I am using XlsIo to parse large (50k rows) Excel documents. This takes a while. I'm not expecting it to be instant, but I'm wondering if there's any simple tricks to improve performance. An example of my current code:
using (ExcelEngine ee = new ExcelEngine())
{
IWorkbook workbook = await ee.Excel.Workbooks.OpenAsync(await schema.OpenStreamForReadAsync());
IEnumerable<IRange> rows = workbook.Worksheets[0].Rows.Skip(1);
foreach (IRange row in rows)
{
double latitude = row.Columns[0].Number;
double longitude = row.Columns[1].Number;
if (!double.IsNaN(latitude) && !double.IsNaN(longitude))
{
Location location = new Location(latitude, longitude);
}
}
}
For my test spreadsheet, this is taking about six seconds. The spreadsheet has nine columns, and if I remove all but the first two (which I'm actually interested in), I can get this down to under two seconds.

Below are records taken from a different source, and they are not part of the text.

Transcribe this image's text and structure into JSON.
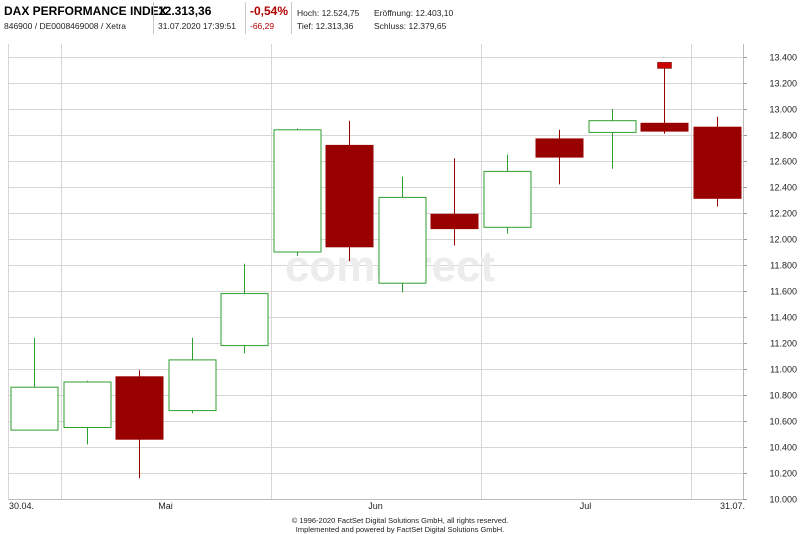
{
  "header": {
    "name": "DAX PERFORMANCE INDEX",
    "ids": "846900 / DE0008469008 / Xetra",
    "price": "12.313,36",
    "datetime": "31.07.2020 17:39:51",
    "change_pct": "-0,54%",
    "change_abs": "-66,29",
    "high": "Hoch: 12.524,75",
    "open": "Eröffnung: 12.403,10",
    "low": "Tief: 12.313,36",
    "close": "Schluss: 12.379,65"
  },
  "watermark": "comdirect",
  "footer": {
    "line1": "© 1996-2020 FactSet Digital Solutions GmbH, all rights reserved.",
    "line2": "Implemented and powered by FactSet Digital Solutions GmbH."
  },
  "colors": {
    "up": "#2e9e2e",
    "down": "#990000",
    "grid": "#d6d6d6",
    "axis": "#bcbcbc",
    "marker": "#cc0000"
  },
  "chart_data": {
    "type": "candlestick",
    "title": "",
    "xlabel": "",
    "ylabel": "",
    "ylim": [
      10000,
      13500
    ],
    "y_ticks": [
      10000,
      10200,
      10400,
      10600,
      10800,
      11000,
      11200,
      11400,
      11600,
      11800,
      12000,
      12200,
      12400,
      12600,
      12800,
      13000,
      13200,
      13400
    ],
    "y_tick_labels": [
      "10.000",
      "10.200",
      "10.400",
      "10.600",
      "10.800",
      "11.000",
      "11.200",
      "11.400",
      "11.600",
      "11.800",
      "12.000",
      "12.200",
      "12.400",
      "12.600",
      "12.800",
      "13.000",
      "13.200",
      "13.400"
    ],
    "x_ticks": [
      {
        "label": "30.04.",
        "index": -0.5
      },
      {
        "label": "Mai",
        "index": 2.5
      },
      {
        "label": "Jun",
        "index": 6.5
      },
      {
        "label": "Jul",
        "index": 10.5
      },
      {
        "label": "31.07.",
        "index": 13.3
      }
    ],
    "v_grid_at": [
      -0.5,
      0.5,
      4.5,
      8.5,
      12.5
    ],
    "period": "weekly",
    "candles": [
      {
        "open": 10530,
        "high": 11240,
        "low": 10530,
        "close": 10860
      },
      {
        "open": 10550,
        "high": 10910,
        "low": 10420,
        "close": 10900
      },
      {
        "open": 10940,
        "high": 10990,
        "low": 10160,
        "close": 10460
      },
      {
        "open": 10680,
        "high": 11240,
        "low": 10660,
        "close": 11070
      },
      {
        "open": 11180,
        "high": 11810,
        "low": 11120,
        "close": 11580
      },
      {
        "open": 11900,
        "high": 12850,
        "low": 11870,
        "close": 12840
      },
      {
        "open": 12720,
        "high": 12910,
        "low": 11830,
        "close": 11940
      },
      {
        "open": 11660,
        "high": 12480,
        "low": 11590,
        "close": 12320
      },
      {
        "open": 12190,
        "high": 12620,
        "low": 11950,
        "close": 12080
      },
      {
        "open": 12090,
        "high": 12650,
        "low": 12040,
        "close": 12520
      },
      {
        "open": 12770,
        "high": 12840,
        "low": 12420,
        "close": 12630
      },
      {
        "open": 12820,
        "high": 13000,
        "low": 12540,
        "close": 12910
      },
      {
        "open": 12890,
        "high": 13320,
        "low": 12810,
        "close": 12830
      },
      {
        "open": 12860,
        "high": 12940,
        "low": 12250,
        "close": 12313
      }
    ]
  }
}
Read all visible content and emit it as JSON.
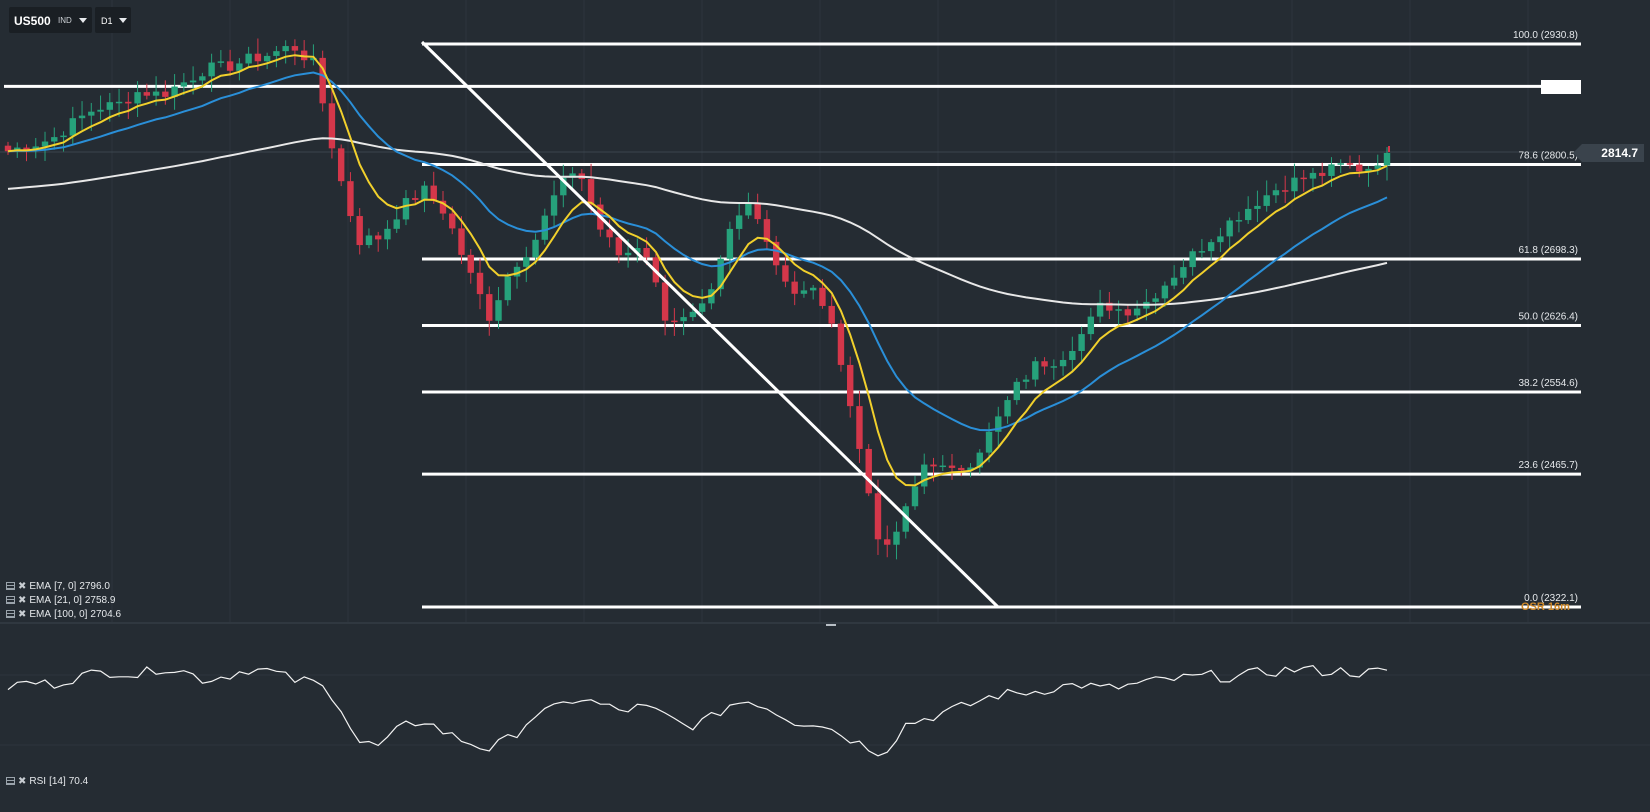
{
  "header": {
    "symbol": "US500",
    "symbol_type": "IND",
    "timeframe": "D1"
  },
  "last_price_label": "2814.7",
  "osr_label": "OSR 16m",
  "indicators": [
    {
      "label": "EMA",
      "params": "[7, 0]",
      "value": "2796.0",
      "color": "#f1d02c"
    },
    {
      "label": "EMA",
      "params": "[21, 0]",
      "value": "2758.9",
      "color": "#2a8fd8"
    },
    {
      "label": "EMA",
      "params": "[100, 0]",
      "value": "2704.6",
      "color": "#e8e8e8"
    }
  ],
  "rsi_legend": {
    "label": "RSI",
    "params": "[14]",
    "value": "70.4"
  },
  "chart_data": {
    "type": "candlestick",
    "symbol": "US500",
    "timeframe": "D1",
    "y_range": [
      2300,
      2950
    ],
    "colors": {
      "up": "#26a17b",
      "down": "#d4374a",
      "ema7": "#f1d02c",
      "ema21": "#2a8fd8",
      "ema100": "#e8e8e8",
      "fib": "#ffffff"
    },
    "fibonacci_levels": [
      {
        "label": "100.0 (2930.8)",
        "level": 100.0,
        "price": 2930.8
      },
      {
        "label": "78.6 (2800.5)",
        "level": 78.6,
        "price": 2800.5
      },
      {
        "label": "61.8 (2698.3)",
        "level": 61.8,
        "price": 2698.3
      },
      {
        "label": "50.0 (2626.4)",
        "level": 50.0,
        "price": 2626.4
      },
      {
        "label": "38.2 (2554.6)",
        "level": 38.2,
        "price": 2554.6
      },
      {
        "label": "23.6 (2465.7)",
        "level": 23.6,
        "price": 2465.7
      },
      {
        "label": "0.0 (2322.1)",
        "level": 0.0,
        "price": 2322.1
      }
    ],
    "horizontal_line_price": 2885,
    "ema7_last": 2796.0,
    "ema21_last": 2758.9,
    "ema100_last": 2704.6,
    "close_anchors": [
      2815,
      2822,
      2828,
      2846,
      2862,
      2865,
      2880,
      2876,
      2889,
      2904,
      2906,
      2914,
      2920,
      2929,
      2908,
      2800,
      2718,
      2722,
      2755,
      2773,
      2748,
      2687,
      2636,
      2689,
      2715,
      2768,
      2800,
      2733,
      2700,
      2718,
      2637,
      2631,
      2649,
      2729,
      2765,
      2697,
      2660,
      2665,
      2597,
      2480,
      2374,
      2425,
      2485,
      2465,
      2480,
      2515,
      2558,
      2585,
      2590,
      2615,
      2650,
      2642,
      2652,
      2675,
      2700,
      2722,
      2742,
      2760,
      2775,
      2785,
      2790,
      2800,
      2795,
      2813
    ],
    "rsi": {
      "period": 14,
      "last": 70.4,
      "anchors": [
        63,
        65,
        64,
        67,
        69,
        70,
        68,
        72,
        70,
        66,
        68,
        71,
        70,
        66,
        65,
        58,
        38,
        36,
        45,
        48,
        42,
        38,
        35,
        40,
        50,
        53,
        58,
        55,
        52,
        54,
        50,
        45,
        48,
        55,
        57,
        52,
        47,
        47,
        42,
        37,
        33,
        46,
        49,
        52,
        55,
        59,
        60,
        61,
        63,
        64,
        62,
        63,
        65,
        66,
        67,
        68,
        67,
        69,
        70,
        71,
        70,
        70,
        69,
        70.4
      ]
    }
  }
}
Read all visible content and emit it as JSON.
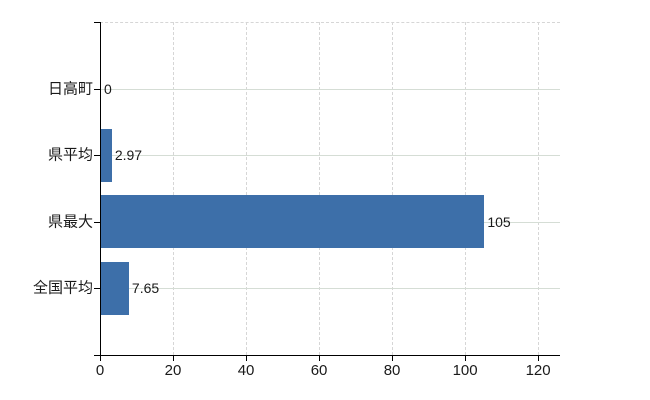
{
  "chart_data": {
    "type": "bar",
    "orientation": "horizontal",
    "title": "",
    "xlabel": "",
    "ylabel": "",
    "categories": [
      "日高町",
      "県平均",
      "県最大",
      "全国平均"
    ],
    "values": [
      0,
      2.97,
      105,
      7.65
    ],
    "value_labels": [
      "0",
      "2.97",
      "105",
      "7.65"
    ],
    "x_ticks": [
      0,
      20,
      40,
      60,
      80,
      100,
      120
    ],
    "xlim": [
      0,
      126
    ],
    "grid": true,
    "legend_position": "none",
    "colors": {
      "bar": "#3d6fa9",
      "axis": "#000000",
      "grid_vertical": "#d6d6d6",
      "grid_horizontal": "#d5ddd5",
      "text": "#1a1a1a",
      "background": "#ffffff"
    }
  }
}
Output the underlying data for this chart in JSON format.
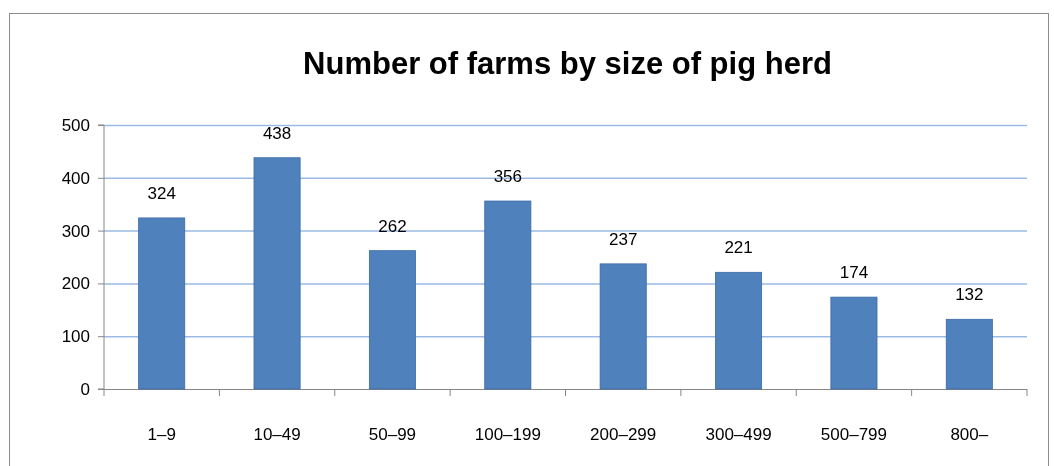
{
  "chart_data": {
    "type": "bar",
    "title": "Number of farms by size of pig herd",
    "categories": [
      "1–9",
      "10–49",
      "50–99",
      "100–199",
      "200–299",
      "300–499",
      "500–799",
      "800–"
    ],
    "values": [
      324,
      438,
      262,
      356,
      237,
      221,
      174,
      132
    ],
    "color": "#4f81bd",
    "ylim": [
      0,
      500
    ],
    "yticks": [
      0,
      100,
      200,
      300,
      400,
      500
    ],
    "grid": "y",
    "data_labels": true
  }
}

I notice that XlsIo tries to parse the values of each cell in a number of ways, which gives you nice Number and DateTime properties, but this probably has a performance cost. Is there any way to customize this behavior? I'd like to tell the parser: "the first two columns are numbers, don't do anything with the rest", or "columns zero and one are numbers, two is a DateTime, so don't try to parse dates into numbers or anything".
Or maybe there's some other trick I'm missing?